Musing from the Museum 29


The Stukeley Hoax

Friends, Romans, SGS Members, Lend Me Your Ears!

 

This story begins on the 11th of June 1747, when the postman delivers a letter to William Stukeley. It was written by Charles Julius Bertram, an Englishman born in London in 1723. Bertram lived and worked in Copenhagen, Denmark, where he was a scholar and friend of Hans Gram the royal librarian. Stukeley found the letter full of compliments, and a correspondence between them ensued. A few letters later, Bertram mentioned a manuscript handwritten by Richard of Westminster. It was a document on Roman Britain and included an ancient map of the British Isles. Bertram said that the manuscript and map had been stolen by a friend from an English library, and that the friend had sworn him to secrecy.
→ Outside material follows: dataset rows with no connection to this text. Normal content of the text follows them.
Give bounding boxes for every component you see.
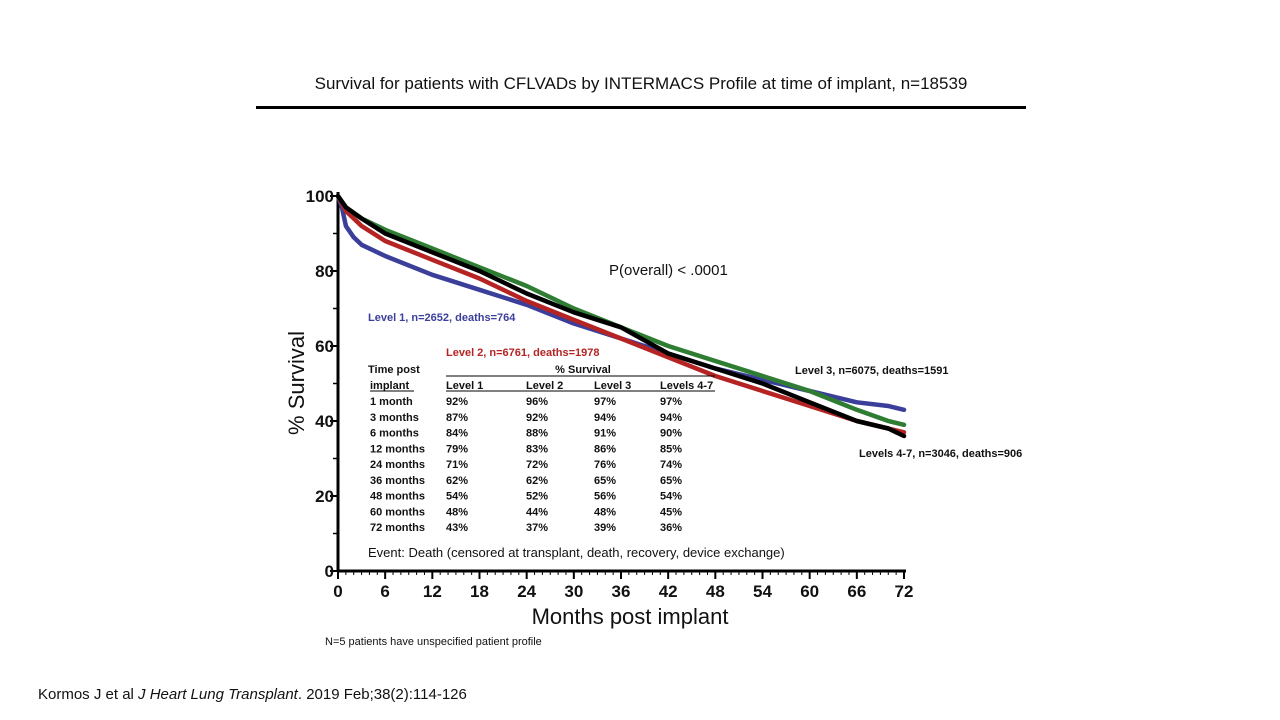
table-row-time: 36 months bbox=[370, 475, 425, 487]
citation-authors: Kormos J et al bbox=[38, 686, 139, 703]
table-row-time: 12 months bbox=[370, 443, 425, 455]
table-cell: 76% bbox=[594, 459, 616, 471]
series-label-2: Level 2, n=6761, deaths=1978 bbox=[446, 347, 600, 359]
table-cell: 45% bbox=[660, 506, 682, 518]
table-row-time: 6 months bbox=[370, 428, 419, 440]
p-value-label: P(overall) < .0001 bbox=[609, 262, 728, 279]
table-cell: 54% bbox=[660, 491, 682, 503]
x-tick-label: 54 bbox=[753, 582, 772, 601]
table-cell: 62% bbox=[446, 475, 468, 487]
table-cell: 65% bbox=[660, 475, 682, 487]
table-cell: 90% bbox=[660, 428, 682, 440]
y-tick-label: 60 bbox=[315, 337, 334, 356]
table-column-header: Levels 4-7 bbox=[660, 380, 713, 392]
table-cell: 87% bbox=[446, 412, 468, 424]
x-tick-label: 12 bbox=[423, 582, 442, 601]
series-line-2 bbox=[335, 193, 907, 435]
table-cell: 48% bbox=[446, 506, 468, 518]
table-cell: 71% bbox=[446, 459, 468, 471]
table-column-header: Level 1 bbox=[446, 380, 483, 392]
table-cell: 85% bbox=[660, 443, 682, 455]
table-cell: 43% bbox=[446, 522, 468, 534]
table-cell: 36% bbox=[660, 522, 682, 534]
table-cell: 72% bbox=[526, 459, 548, 471]
table-cell: 92% bbox=[526, 412, 548, 424]
table-row-time: 24 months bbox=[370, 459, 425, 471]
table-column-header: Level 2 bbox=[526, 380, 563, 392]
x-tick-label: 0 bbox=[333, 582, 342, 601]
event-note: Event: Death (censored at transplant, de… bbox=[368, 545, 785, 560]
slide-title: Survival for patients with CFLVADs by IN… bbox=[314, 74, 968, 93]
x-tick-label: 6 bbox=[380, 582, 389, 601]
x-tick-label: 42 bbox=[659, 582, 678, 601]
y-tick-label: 40 bbox=[315, 412, 334, 431]
table-row-time: 72 months bbox=[370, 522, 425, 534]
table-cell: 74% bbox=[660, 459, 682, 471]
table-cell: 37% bbox=[526, 522, 548, 534]
table-cell: 39% bbox=[594, 522, 616, 534]
table-cell: 83% bbox=[526, 443, 548, 455]
table-cell: 56% bbox=[594, 491, 616, 503]
table-column-header: Level 3 bbox=[594, 380, 631, 392]
table-cell: 97% bbox=[660, 396, 682, 408]
series-label-1: Level 1, n=2652, deaths=764 bbox=[368, 312, 516, 324]
table-cell: 79% bbox=[446, 443, 468, 455]
table-cell: 96% bbox=[526, 396, 548, 408]
series-line-4 bbox=[335, 193, 907, 439]
table-cell: 88% bbox=[526, 428, 548, 440]
y-tick-label: 100 bbox=[306, 187, 334, 206]
table-header-time: Time post bbox=[368, 364, 420, 376]
table-cell: 52% bbox=[526, 491, 548, 503]
x-tick-label: 24 bbox=[517, 582, 536, 601]
x-axis-title: Months post implant bbox=[532, 604, 729, 629]
table-row-time: 1 month bbox=[370, 396, 413, 408]
table-cell: 65% bbox=[594, 475, 616, 487]
citation-details: . 2019 Feb;38(2):114-126 bbox=[297, 686, 467, 703]
y-tick-label: 0 bbox=[325, 562, 334, 581]
x-tick-label: 18 bbox=[470, 582, 489, 601]
x-tick-label: 30 bbox=[564, 582, 583, 601]
y-tick-label: 20 bbox=[315, 487, 334, 506]
series-label-3: Level 3, n=6075, deaths=1591 bbox=[795, 365, 949, 377]
table-header-implant: implant bbox=[370, 380, 409, 392]
table-cell: 91% bbox=[594, 428, 616, 440]
series-line-1 bbox=[335, 193, 907, 413]
table-cell: 97% bbox=[594, 396, 616, 408]
table-cell: 44% bbox=[526, 506, 548, 518]
y-axis-title: % Survival bbox=[284, 331, 309, 435]
series-label-4: Levels 4-7, n=3046, deaths=906 bbox=[859, 448, 1022, 460]
table-cell: 92% bbox=[446, 396, 468, 408]
citation: Kormos J et al J Heart Lung Transplant. … bbox=[38, 686, 467, 703]
table-cell: 54% bbox=[446, 491, 468, 503]
citation-journal: J Heart Lung Transplant bbox=[138, 686, 298, 703]
table-row-time: 60 months bbox=[370, 506, 425, 518]
y-tick-label: 80 bbox=[315, 262, 334, 281]
table-row-time: 48 months bbox=[370, 491, 425, 503]
x-tick-label: 66 bbox=[847, 582, 866, 601]
table-row-time: 3 months bbox=[370, 412, 419, 424]
title-divider bbox=[256, 106, 1026, 109]
table-group-label: % Survival bbox=[555, 364, 611, 376]
table-cell: 84% bbox=[446, 428, 468, 440]
x-tick-label: 48 bbox=[706, 582, 725, 601]
x-tick-label: 72 bbox=[895, 582, 914, 601]
x-tick-label: 60 bbox=[800, 582, 819, 601]
table-cell: 48% bbox=[594, 506, 616, 518]
table-cell: 62% bbox=[526, 475, 548, 487]
table-cell: 86% bbox=[594, 443, 616, 455]
table-cell: 94% bbox=[594, 412, 616, 424]
x-tick-label: 36 bbox=[612, 582, 631, 601]
footnote: N=5 patients have unspecified patient pr… bbox=[325, 636, 542, 648]
table-cell: 94% bbox=[660, 412, 682, 424]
Stukeley was desperate to get a hold of the items from Bertram, he offered to buy them from him, but he refused. Instead, Bertram mailed him snippets of the manuscript and the map. Stukeley showed them to David Casley of the Cottonian Library, and he immediately recognised them as being a 400-year-old document, and that it could have been stolen from the Cottonian after a fire in 1732. Bertram had told Stukeley that the manuscript and map were the work of Richard of Westminster, a 15th century monk, but Stukeley preferred to believe it was the work of Richard of Cirencester, a 14th century monk, who was known to have compiled historical documents. Stukeley was very excited, he trusted Bertram, and he believed that the map was genuine. Stukeley was convinced it contained more than 100 named new cities, roads, and peoples, from across the British Isles. Bertram engraved the map in 1755, and I own an original A3 size copy of it, see below.

 

Stukeley had drawn his own version of the map from the details Bertram had sent him, and he decided to orientate it north south. He published it in De Situ Britanniæ (The Description of Britain) in 1757.

The Society has a copy of Itinerarium Curiosum, published by Stukeley in 1776 eleven years after his death, in which there is an engraving of the map with the east-west orientation. Themap and manuscript were treated as legitimate, and Stukeley presented the information to the Society of Antiquaries in 1756, and probably the Spalding Gentlemen’s Society as well. Stukeley then helped Bertram become a member of the Society of Antiquaries. Britishscholars were slow to accept the truth about the map, and Bertram had never given the original manuscript to Stukeley.  For the next 100 years though, the information contained in the map was used as a major source in publishing numerous books on Roman Britain.

 

It was not until the middle of the 19th century that the manuscript and map were proved to be a hoax, with final confirmation coming from articles written in the 1860s by Bernard Bolingbroke Westwood, a Minister and Antiquarian, and Royal Librarian at Windsor Castle.

Blame of course fell hardest on the reputation of the late William Stukeley, and other subsequent scholars, who believed it was genuine. One very intriguing fact that came from the original map, was the word ‘Pennines’; it is written on the map as Alpes Pennines Montes in the North of England. Up to 1755 there was no set name for this range of mountains, the most popular at the time being ‘English Andes’. Bertram’s map though popularized the name ‘Pennines’ and it was accepted as being correct from then on. In conclusion of course, the question is why? Why did Charles Julius Bertram, pull a hoax on William Stukeley, what was his motivation? Was it the thought of getting one over on a respected antiquarian? or was it something else? Unfortunately, we will never know.